Sadly, I’ve got some Breaking News for the judge. Hillary Clinton lost. Hillary Clinton is not the president! Though, to Judge Jeanine’s credit, if your sole source of news is FOX and Rush Limbaugh — where it’s all-Hillary, all-the-time, and where Sean Hannity even called her President Clinton this week — you’d think Hillary had won the White House and given her daughter and son-in-law offices in the West Wing.

Alas, no. We dodged that NRA-sponsored bullet!

Donald J. Trump won the 2016 election, and with his party holding both the House and Senate, “The Apprentice” star who wrote “The Art of the Deal” has spent the first year of his presidency tweeting at North Korea, calling members of Congress playground names, and threatening the free press and the First Amendment. Because everybody knows this is how you “Make America Great Again.”

Like the best in baseball, the president has been pitching no-hitters on policy.
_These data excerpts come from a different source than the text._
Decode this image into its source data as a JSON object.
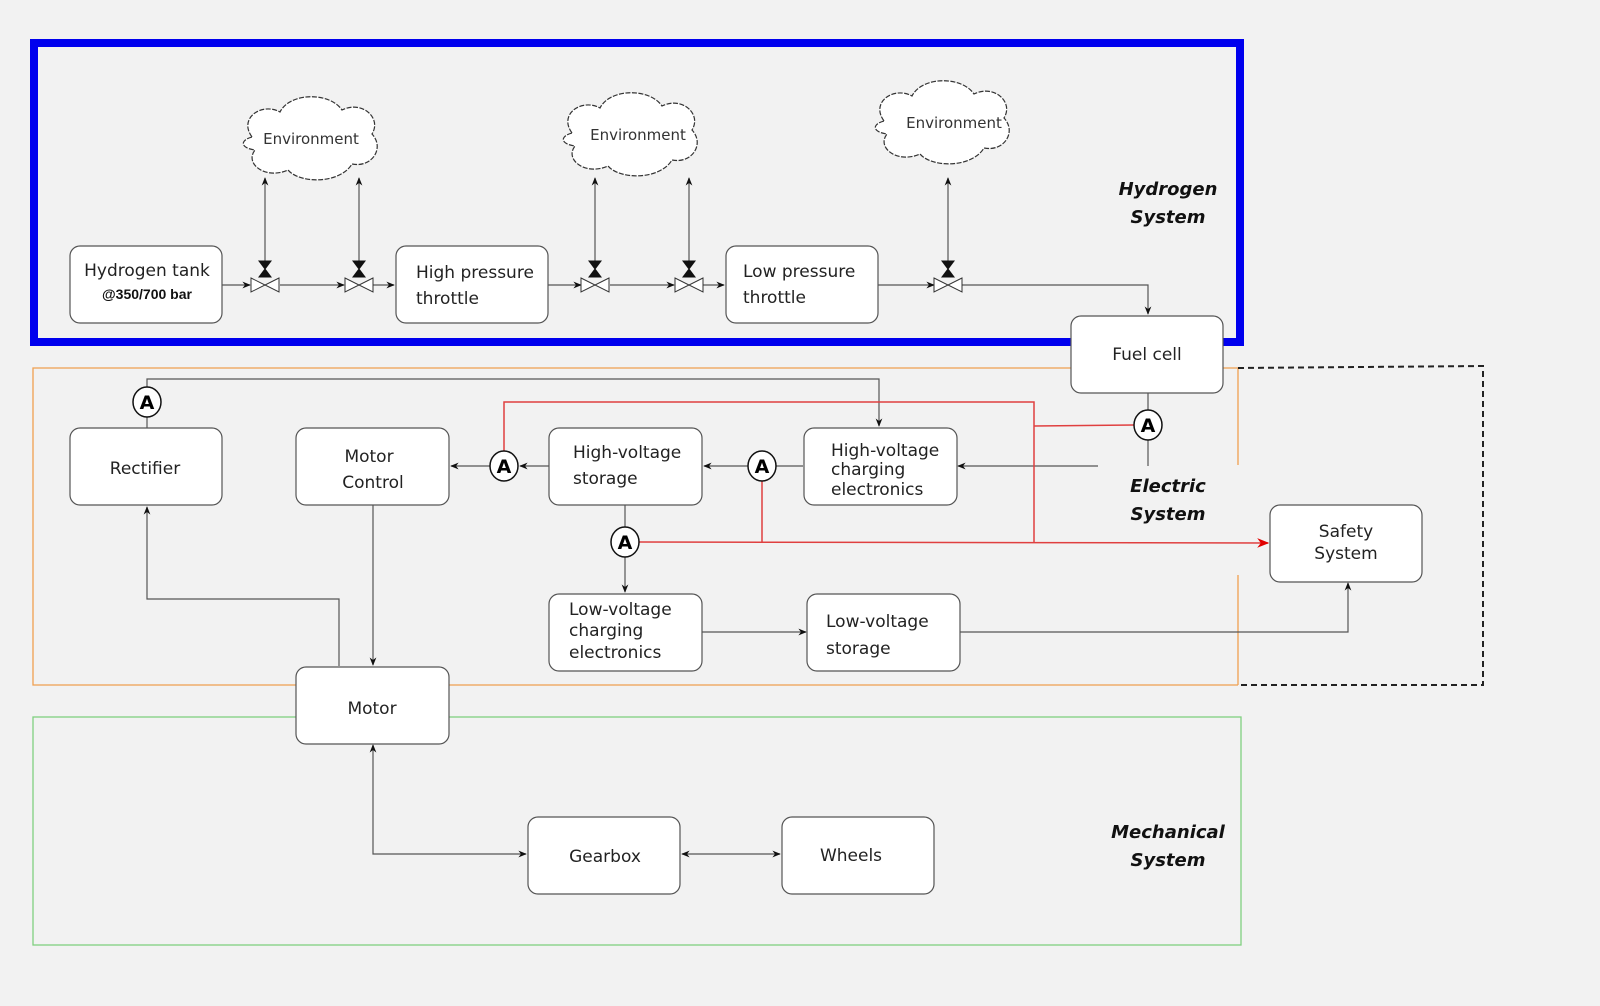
{
  "colors": {
    "background": "#f2f2f2",
    "hydrogen_system_border": "#0000ee",
    "electric_system_border": "#f0a050",
    "mechanical_system_border": "#80d080",
    "signal_line": "#e04040",
    "safety_boundary": "#222222"
  },
  "systems": {
    "hydrogen": {
      "label_line1": "Hydrogen",
      "label_line2": "System"
    },
    "electric": {
      "label_line1": "Electric",
      "label_line2": "System"
    },
    "mechanical": {
      "label_line1": "Mechanical",
      "label_line2": "System"
    }
  },
  "environment_label": "Environment",
  "ammeter_symbol": "A",
  "components": {
    "hydrogen_tank": {
      "line1": "Hydrogen tank",
      "line2": "@350/700 bar"
    },
    "high_pressure_throttle": {
      "line1": "High pressure",
      "line2": "throttle"
    },
    "low_pressure_throttle": {
      "line1": "Low pressure",
      "line2": "throttle"
    },
    "fuel_cell": {
      "line1": "Fuel cell"
    },
    "rectifier": {
      "line1": "Rectifier"
    },
    "motor_control": {
      "line1": "Motor",
      "line2": "Control"
    },
    "hv_storage": {
      "line1": "High-voltage",
      "line2": "storage"
    },
    "hv_charging": {
      "line1": "High-voltage",
      "line2": "charging",
      "line3": "electronics"
    },
    "safety_system": {
      "line1": "Safety",
      "line2": "System"
    },
    "lv_charging": {
      "line1": "Low-voltage",
      "line2": "charging",
      "line3": "electronics"
    },
    "lv_storage": {
      "line1": "Low-voltage",
      "line2": "storage"
    },
    "motor": {
      "line1": "Motor"
    },
    "gearbox": {
      "line1": "Gearbox"
    },
    "wheels": {
      "line1": "Wheels"
    }
  }
}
Not a single hit! But he still has time to get tax reform done before we start saying “Merry Christmas” (again) so millionaires won’t be saddled with those pesky estate taxes.

And speaking of baseball, Trump won Texas. Go Astros!

President Trump tweets that we are the highest-taxed nation in the world. The truth is we rank 33rd, well-behind countries you’ve hardly heard of like Germany, France, Italy, Spain and Japan.

Is 33rd close to first now? Is this the new math?

Down in Texas, an undocumented ten year-old girl with cerebral palsy is being held by border control. Those Mexicans, they come here, and they’re rapists. Build that wall! Lock her up!

In Tennessee this past weekend, white supremacists marched yet again to show solidarity with the president’s immigration policies. They carried white shields and Confederate flags while chanting, “Closed borders, white nation, now we start the deportation!”

Surprisingly, the president did not tweet about this march, though he likely missed TV coverage as it all happened during his 76th golf outing since taking office.

President Trump has spent almost one-third of his presidency on the golf course. What a relief to know he is just like us!

Four soldiers were killed in Niger, and the president got into a Twitter-fight with a young, pregnant, military widow and her long-time friend, a Congresswoman from Florida. But just a few weeks ago, following the largest mass shooting in American history, the president insisted on having a big church service, one where he could stand at the altar and sing “Amazing Grace,” comfort the families of the fallen, and bring the nation together in mourning.

Oh, wait. Wrong president.

We’ve learned that former FOX News star Bill O’Reilly paid one woman $32M to keep quiet about his years of sexual harassment, and powerful men like Harvey Weinstein are finally being called to account by the women they  assaulted, raped, and harassed.

Remember this time last year when 24 women (20 by name) came forward with similar stories about Donald J. Trump, and we did not believe a single one of them? In fact, we made Mr. Trump President of the United States. That’ll show women who’s boss.

Women! Thank God we did not elect a woman president. Thank God we did not elect Hillary Clinton!

Imagine the boring speeches showing off her depth of policy knowledge. Imagine the lack of threats at the NFL and “Rocket Man” and “liddle’ Bob Corker.” Imagine the innumerable weekend hours a President Clinton would have spent not-golfing or tweeting or traveling to Mar a Lago or being investigated for collusion with Russia.

Imagine, most of all, the stunning lack of Breaking News push alerts on your phone. I ask you, who would want to live in a country like that?